Como todos los que me conocéis sabéis, no soy fallero. Lo fui en mi más tierna infancia, pero mi fiesta es la Semana Santa Marinera. Vaya por delante esta advertencia amable para que quede claro, desde el principio, que no tengo ningún interés particular por hablar de la Fiesta, con mayúsculas, por sentimiento o chauvinismo: no pertenezco a ninguna comisión fallera, no he escrito en ningún llibret y lo más cerca que he estado de “sentirme fallero” fue mi reciente colaboración, como jurado, en el concurso de relatos falleros de la Agrupación de Fallas del Marítimo (desde aquí, mi más sincero agradecimiento por contar conmigo). Así que entenderán que no soy “sospechoso de nada”.

No es algo nuevo y a veces olvidamos demasiado rápido que, cuando no gobiernan, los partidos valencianos de izquierda acostumbran a atacar a las Fallas como fiesta, como forma de expresión popular, como organización y como parte inseparable de esta Valencia nuestra. Los mismos que la liaron pardísima durante la última época de Rita Barberá como alcaldesa de nuestra ciudad (organizando aquel engendro llamado “Intifalla”), y que pasaron a ser más falleros que nadie luciendo “saragüell” o llorando a lágrima viva al pasar delante de la Maredeueta mientras estaban en los gobiernos de Botànic y Rialto, han vuelto a la acción para denunciar EXACTAMENTE LO MISMO que permitían, o incluso alentaban, durante las Fallas donde tuvieron el poder local.

De repente, todo les molesta: las carpas, los petardos, los actos falleros que coinciden con el 8-M (¿recuerdan aquel infausto 2020 donde se pudo salir en tromba a la calle por la manifestación feminista y, al día siguiente, había que encerrarse en casa porque la “nueva gripe de solo uno o dos casos, no sean alarmistas” se había convertido en una pandemia mundial?), ahora son atentados a la convivencia ciudadana y se convierten en material para la falla particular que están tratando de plantar alrededor de Mª José Catalá, convencidos de que solo agitando el avispero podrán conseguir algo en las elecciones de 2027 que no sea darse con un muro de realidad, como ha ocurrido en Extremadura, en Aragón y, según todos los sondeos, pasará este fin de semana en Castilla – León.

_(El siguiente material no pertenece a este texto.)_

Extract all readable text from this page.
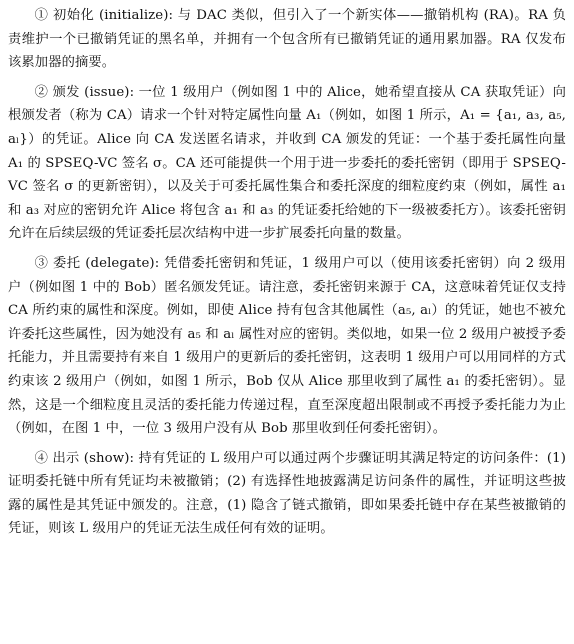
① 初始化 (initialize): 与 DAC 类似，但引入了一个新实体——撤销机构 (RA)。RA 负责维护一个已撤销凭证的黑名单，并拥有一个包含所有已撤销凭证的通用累加器。RA 仅发布该累加器的摘要。

② 颁发 (issue): 一位 1 级用户（例如图 1 中的 Alice，她希望直接从 CA 获取凭证）向根颁发者（称为 CA）请求一个针对特定属性向量 A₁（例如，如图 1 所示，A₁ = {a₁, a₃, a₅, aₗ}）的凭证。Alice 向 CA 发送匿名请求，并收到 CA 颁发的凭证：一个基于委托属性向量 A₁ 的 SPSEQ-VC 签名 σ。CA 还可能提供一个用于进一步委托的委托密钥（即用于 SPSEQ-VC 签名 σ 的更新密钥），以及关于可委托属性集合和委托深度的细粒度约束（例如，属性 a₁ 和 a₃ 对应的密钥允许 Alice 将包含 a₁ 和 a₃ 的凭证委托给她的下一级被委托方）。该委托密钥允许在后续层级的凭证委托层次结构中进一步扩展委托向量的数量。

③ 委托 (delegate): 凭借委托密钥和凭证，1 级用户可以（使用该委托密钥）向 2 级用户（例如图 1 中的 Bob）匿名颁发凭证。请注意，委托密钥来源于 CA，这意味着凭证仅支持 CA 所约束的属性和深度。例如，即使 Alice 持有包含其他属性（a₅, aₗ）的凭证，她也不被允许委托这些属性，因为她没有 a₅ 和 aₗ 属性对应的密钥。类似地，如果一位 2 级用户被授予委托能力，并且需要持有来自 1 级用户的更新后的委托密钥，这表明 1 级用户可以用同样的方式约束该 2 级用户（例如，如图 1 所示，Bob 仅从 Alice 那里收到了属性 a₁ 的委托密钥）。显然，这是一个细粒度且灵活的委托能力传递过程，直至深度超出限制或不再授予委托能力为止（例如，在图 1 中，一位 3 级用户没有从 Bob 那里收到任何委托密钥）。

④ 出示 (show): 持有凭证的 L 级用户可以通过两个步骤证明其满足特定的访问条件：(1) 证明委托链中所有凭证均未被撤销；(2) 有选择性地披露满足访问条件的属性，并证明这些披露的属性是其凭证中颁发的。注意，(1) 隐含了链式撤销，即如果委托链中存在某些被撤销的凭证，则该 L 级用户的凭证无法生成任何有效的证明。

No olvidéis que la inspiración intelectual de esta gente es un homófobo machista y falangista de carné llamado Juan de la Cruz Fuster, hijo del primer alcalde franquista de Sueca, que hablaba de las Fallas con desprecio, se refería a las falleras como «labradoras con pinta de reina» y a las Fallas como «fiesta grotesca» (¿recordáis el supuesto error de Ribó diciendo que «las Hogueras -de Alicante- eran artísticas y las Fallas eran grotescas»? Pues no, no era un error: era IDEOLOGÍA).

¿Saben una cosa? Entre ustedes y yo, a mí también me molestan los cierres de las calles, los petardos, las verbenas hasta altas horas de la madrugada, las papeleras y contenedores desbordados, pero entiendo que es la Fiesta de Valencia (de nuevo, con mayúsculas), que moviliza a decenas de miles de valencianos, a cientos de miles de visitantes y que tiene una simbología única que hay que respetar y regular, por supuesto que sí. Pero me molesta aún más que determinados políticos (y, de la mano, ciertos vecinos), quieran demonizar la fiesta fallera JUSTO AHORA (que son oposición), y se olviden de lo que ocurría en los tiempos donde estaban a los mandos de la nave (por decir algo), que era IGUAL o PEOR de lo que motiva su airada queja actual.

Entras en redes y observas una colección de “ladrillos” (como este, más o menos), de gente que va por la vida con el carné de Compromís, de Podemos-Podem-Pudimos o del PSPV en la boca y que, por arte de birlibirloque, se travisten en “antifalleros de toda la vida”, con una originalidad más que discutible (básicamente, porque su relato es un copia-pega de determinados perfiles que todos sabemos de dónde salen), y que no buscan una mejora de las Fallas o una regulación más restrictiva: buscan, simple y llanamente, un “quítate tú pa’ ponerme yo”, que ya, si eso, cuando Gobierne su “chupipandi” ya se nos habrá olvidado que criticaban lo mismo que alimentan… o que alimentaban lo mismo que ahora critican.

Disfrutad de las Fallas y, por favor, ignorad a los salvapatrias de la Intifalla pancatalanista.